Can we get rid of addonHistograms?

What, if anything, Useful do we get from Addons Histograms?

import pandas as pd
import numpy as np
import matplotlib

from matplotlib import pyplot as plt
from moztelemetry.dataset import Dataset
from moztelemetry import get_pings_properties, get_one_ping_per_client
Unable to parse whitelist (/mnt/anaconda2/lib/python2.7/site-packages/moztelemetry/histogram-whitelists.json). Assuming all histograms are acceptable.

Let’s just look at a non-representative 10% of main pings gathered on a recent Tuesday.

pings = Dataset.from_source("telemetry") \
    .where(docType='main') \
    .where(submissionDate="20170328") \
    .records(sc, sample=0.1)
subset = get_pings_properties(pings, ["payload/addonHistograms"])

How many pings even have addonHistograms?
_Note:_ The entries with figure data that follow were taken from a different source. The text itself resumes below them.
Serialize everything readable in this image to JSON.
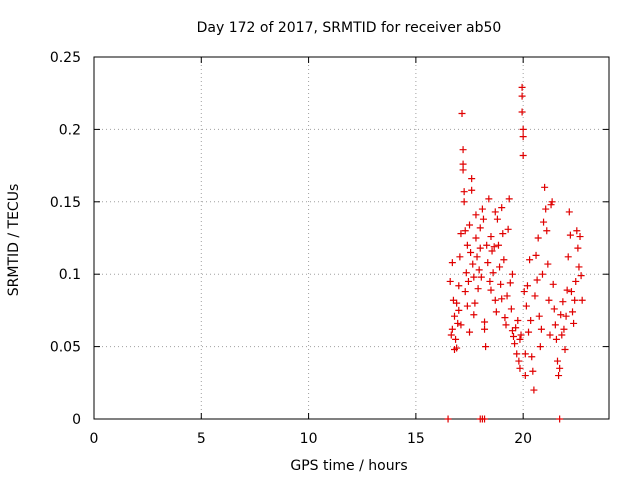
{
  "chart_data": {
    "type": "scatter",
    "title": "Day 172 of 2017, SRMTID for receiver ab50",
    "xlabel": "GPS time / hours",
    "ylabel": "SRMTID / TECUs",
    "xlim": [
      0,
      24
    ],
    "ylim": [
      0,
      0.25
    ],
    "xticks": [
      0,
      5,
      10,
      15,
      20
    ],
    "xtick_labels": [
      "0",
      "5",
      "10",
      "15",
      "20"
    ],
    "yticks": [
      0,
      0.05,
      0.1,
      0.15,
      0.2,
      0.25
    ],
    "ytick_labels": [
      "0",
      "0.05",
      "0.1",
      "0.15",
      "0.2",
      "0.25"
    ],
    "grid": true,
    "marker": "+",
    "series_color": "#e00000",
    "series": [
      {
        "name": "SRMTID",
        "points": [
          [
            16.5,
            0
          ],
          [
            18.0,
            0
          ],
          [
            18.1,
            0
          ],
          [
            18.2,
            0
          ],
          [
            21.7,
            0
          ],
          [
            16.6,
            0.095
          ],
          [
            16.65,
            0.058
          ],
          [
            16.7,
            0.108
          ],
          [
            16.75,
            0.082
          ],
          [
            16.8,
            0.071
          ],
          [
            16.85,
            0.055
          ],
          [
            16.9,
            0.049
          ],
          [
            16.95,
            0.066
          ],
          [
            17.0,
            0.075
          ],
          [
            17.0,
            0.092
          ],
          [
            16.7,
            0.062
          ],
          [
            16.8,
            0.048
          ],
          [
            16.9,
            0.08
          ],
          [
            17.05,
            0.112
          ],
          [
            17.1,
            0.128
          ],
          [
            17.1,
            0.065
          ],
          [
            17.15,
            0.211
          ],
          [
            17.2,
            0.176
          ],
          [
            17.2,
            0.186
          ],
          [
            17.2,
            0.172
          ],
          [
            17.25,
            0.157
          ],
          [
            17.25,
            0.15
          ],
          [
            17.3,
            0.13
          ],
          [
            17.3,
            0.088
          ],
          [
            17.35,
            0.101
          ],
          [
            17.4,
            0.12
          ],
          [
            17.4,
            0.078
          ],
          [
            17.45,
            0.095
          ],
          [
            17.5,
            0.134
          ],
          [
            17.5,
            0.06
          ],
          [
            17.55,
            0.115
          ],
          [
            17.6,
            0.166
          ],
          [
            17.6,
            0.158
          ],
          [
            17.65,
            0.107
          ],
          [
            17.7,
            0.072
          ],
          [
            17.7,
            0.098
          ],
          [
            17.75,
            0.08
          ],
          [
            17.8,
            0.141
          ],
          [
            17.8,
            0.125
          ],
          [
            17.85,
            0.112
          ],
          [
            17.9,
            0.09
          ],
          [
            17.95,
            0.103
          ],
          [
            18.0,
            0.132
          ],
          [
            18.0,
            0.118
          ],
          [
            18.05,
            0.098
          ],
          [
            18.1,
            0.145
          ],
          [
            18.15,
            0.138
          ],
          [
            18.2,
            0.062
          ],
          [
            18.2,
            0.067
          ],
          [
            18.25,
            0.05
          ],
          [
            18.3,
            0.12
          ],
          [
            18.35,
            0.108
          ],
          [
            18.4,
            0.152
          ],
          [
            18.45,
            0.095
          ],
          [
            18.5,
            0.089
          ],
          [
            18.5,
            0.126
          ],
          [
            18.55,
            0.116
          ],
          [
            18.6,
            0.101
          ],
          [
            18.65,
            0.119
          ],
          [
            18.7,
            0.143
          ],
          [
            18.7,
            0.082
          ],
          [
            18.75,
            0.074
          ],
          [
            18.8,
            0.138
          ],
          [
            18.85,
            0.12
          ],
          [
            18.9,
            0.105
          ],
          [
            18.95,
            0.093
          ],
          [
            19.0,
            0.083
          ],
          [
            19.0,
            0.146
          ],
          [
            19.05,
            0.128
          ],
          [
            19.1,
            0.11
          ],
          [
            19.15,
            0.07
          ],
          [
            19.2,
            0.065
          ],
          [
            19.25,
            0.085
          ],
          [
            19.3,
            0.131
          ],
          [
            19.35,
            0.152
          ],
          [
            19.4,
            0.094
          ],
          [
            19.45,
            0.076
          ],
          [
            19.5,
            0.061
          ],
          [
            19.5,
            0.1
          ],
          [
            19.55,
            0.057
          ],
          [
            19.6,
            0.052
          ],
          [
            19.65,
            0.063
          ],
          [
            19.7,
            0.045
          ],
          [
            19.75,
            0.068
          ],
          [
            19.8,
            0.04
          ],
          [
            19.85,
            0.035
          ],
          [
            19.85,
            0.055
          ],
          [
            19.9,
            0.058
          ],
          [
            19.95,
            0.229
          ],
          [
            19.95,
            0.223
          ],
          [
            19.95,
            0.212
          ],
          [
            20.0,
            0.2
          ],
          [
            20.0,
            0.195
          ],
          [
            20.0,
            0.182
          ],
          [
            20.05,
            0.088
          ],
          [
            20.1,
            0.045
          ],
          [
            20.1,
            0.03
          ],
          [
            20.15,
            0.078
          ],
          [
            20.2,
            0.092
          ],
          [
            20.25,
            0.06
          ],
          [
            20.3,
            0.11
          ],
          [
            20.35,
            0.068
          ],
          [
            20.4,
            0.043
          ],
          [
            20.45,
            0.033
          ],
          [
            20.5,
            0.02
          ],
          [
            20.55,
            0.085
          ],
          [
            20.6,
            0.113
          ],
          [
            20.65,
            0.096
          ],
          [
            20.7,
            0.125
          ],
          [
            20.75,
            0.071
          ],
          [
            20.8,
            0.05
          ],
          [
            20.85,
            0.062
          ],
          [
            20.9,
            0.1
          ],
          [
            20.95,
            0.136
          ],
          [
            21.0,
            0.16
          ],
          [
            21.05,
            0.145
          ],
          [
            21.1,
            0.13
          ],
          [
            21.15,
            0.107
          ],
          [
            21.2,
            0.082
          ],
          [
            21.25,
            0.058
          ],
          [
            21.3,
            0.148
          ],
          [
            21.35,
            0.15
          ],
          [
            21.4,
            0.093
          ],
          [
            21.45,
            0.076
          ],
          [
            21.5,
            0.065
          ],
          [
            21.55,
            0.055
          ],
          [
            21.6,
            0.04
          ],
          [
            21.65,
            0.03
          ],
          [
            21.7,
            0.035
          ],
          [
            21.75,
            0.072
          ],
          [
            21.8,
            0.058
          ],
          [
            21.85,
            0.081
          ],
          [
            21.9,
            0.062
          ],
          [
            21.95,
            0.048
          ],
          [
            22.0,
            0.071
          ],
          [
            22.05,
            0.089
          ],
          [
            22.1,
            0.112
          ],
          [
            22.15,
            0.143
          ],
          [
            22.2,
            0.127
          ],
          [
            22.25,
            0.088
          ],
          [
            22.3,
            0.074
          ],
          [
            22.35,
            0.066
          ],
          [
            22.4,
            0.082
          ],
          [
            22.45,
            0.095
          ],
          [
            22.5,
            0.13
          ],
          [
            22.55,
            0.118
          ],
          [
            22.6,
            0.105
          ],
          [
            22.65,
            0.126
          ],
          [
            22.7,
            0.099
          ],
          [
            22.75,
            0.082
          ]
        ]
      }
    ]
  }
}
full_count = subset.count()
full_count
37815981
filtered = subset.filter(lambda p: p["payload/addonHistograms"] is not None)
filtered_count = filtered.count()
filtered_count
25794
1.0 * filtered_count / full_count
0.0006820925787962502

So, not many. Which addons are they from?
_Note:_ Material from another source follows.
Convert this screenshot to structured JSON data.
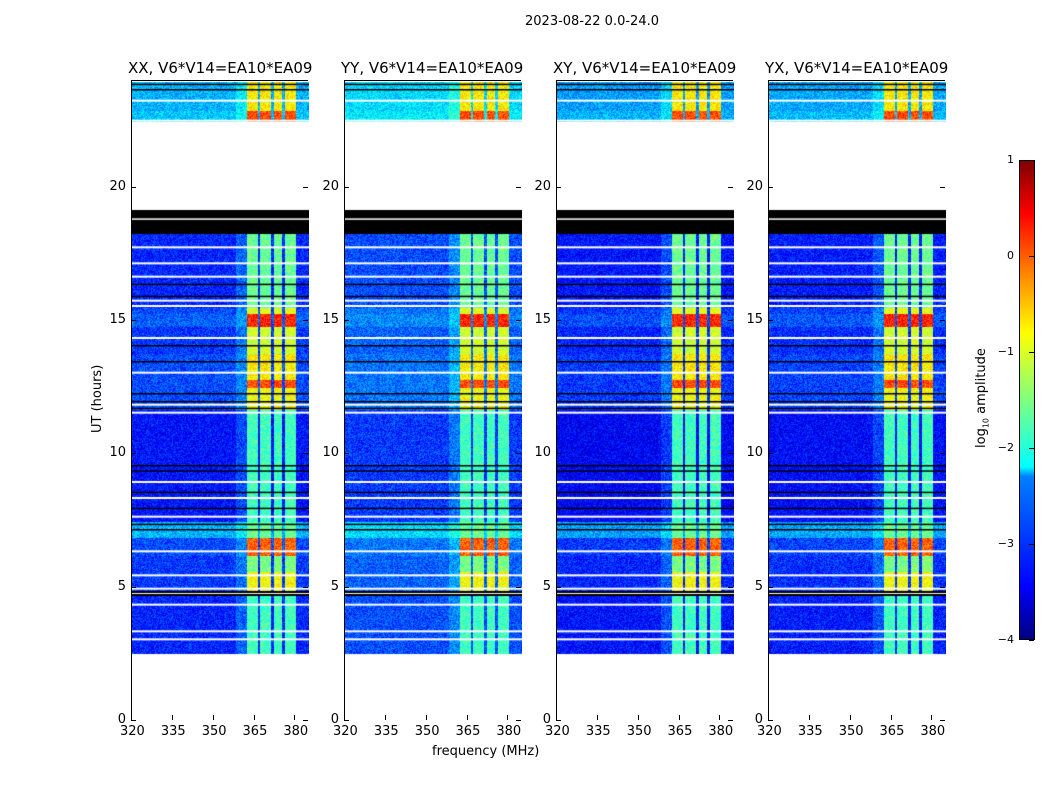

addons = filtered.flatMap(lambda p: p['payload/addonHistograms'].keys()).map(lambda key: (key, 1))
addons.countByKey()
defaultdict(int,
            {u'Firebug': 92,
             u'shumway@research.mozilla.org': 15,
             u'uriloader@pdf.js': 4})

Wow, so most of those addonHistograms sections are empty.

…And those that aren’t are from defunct data collection sources. Looks like we can remove this without too many complaint. Excellent.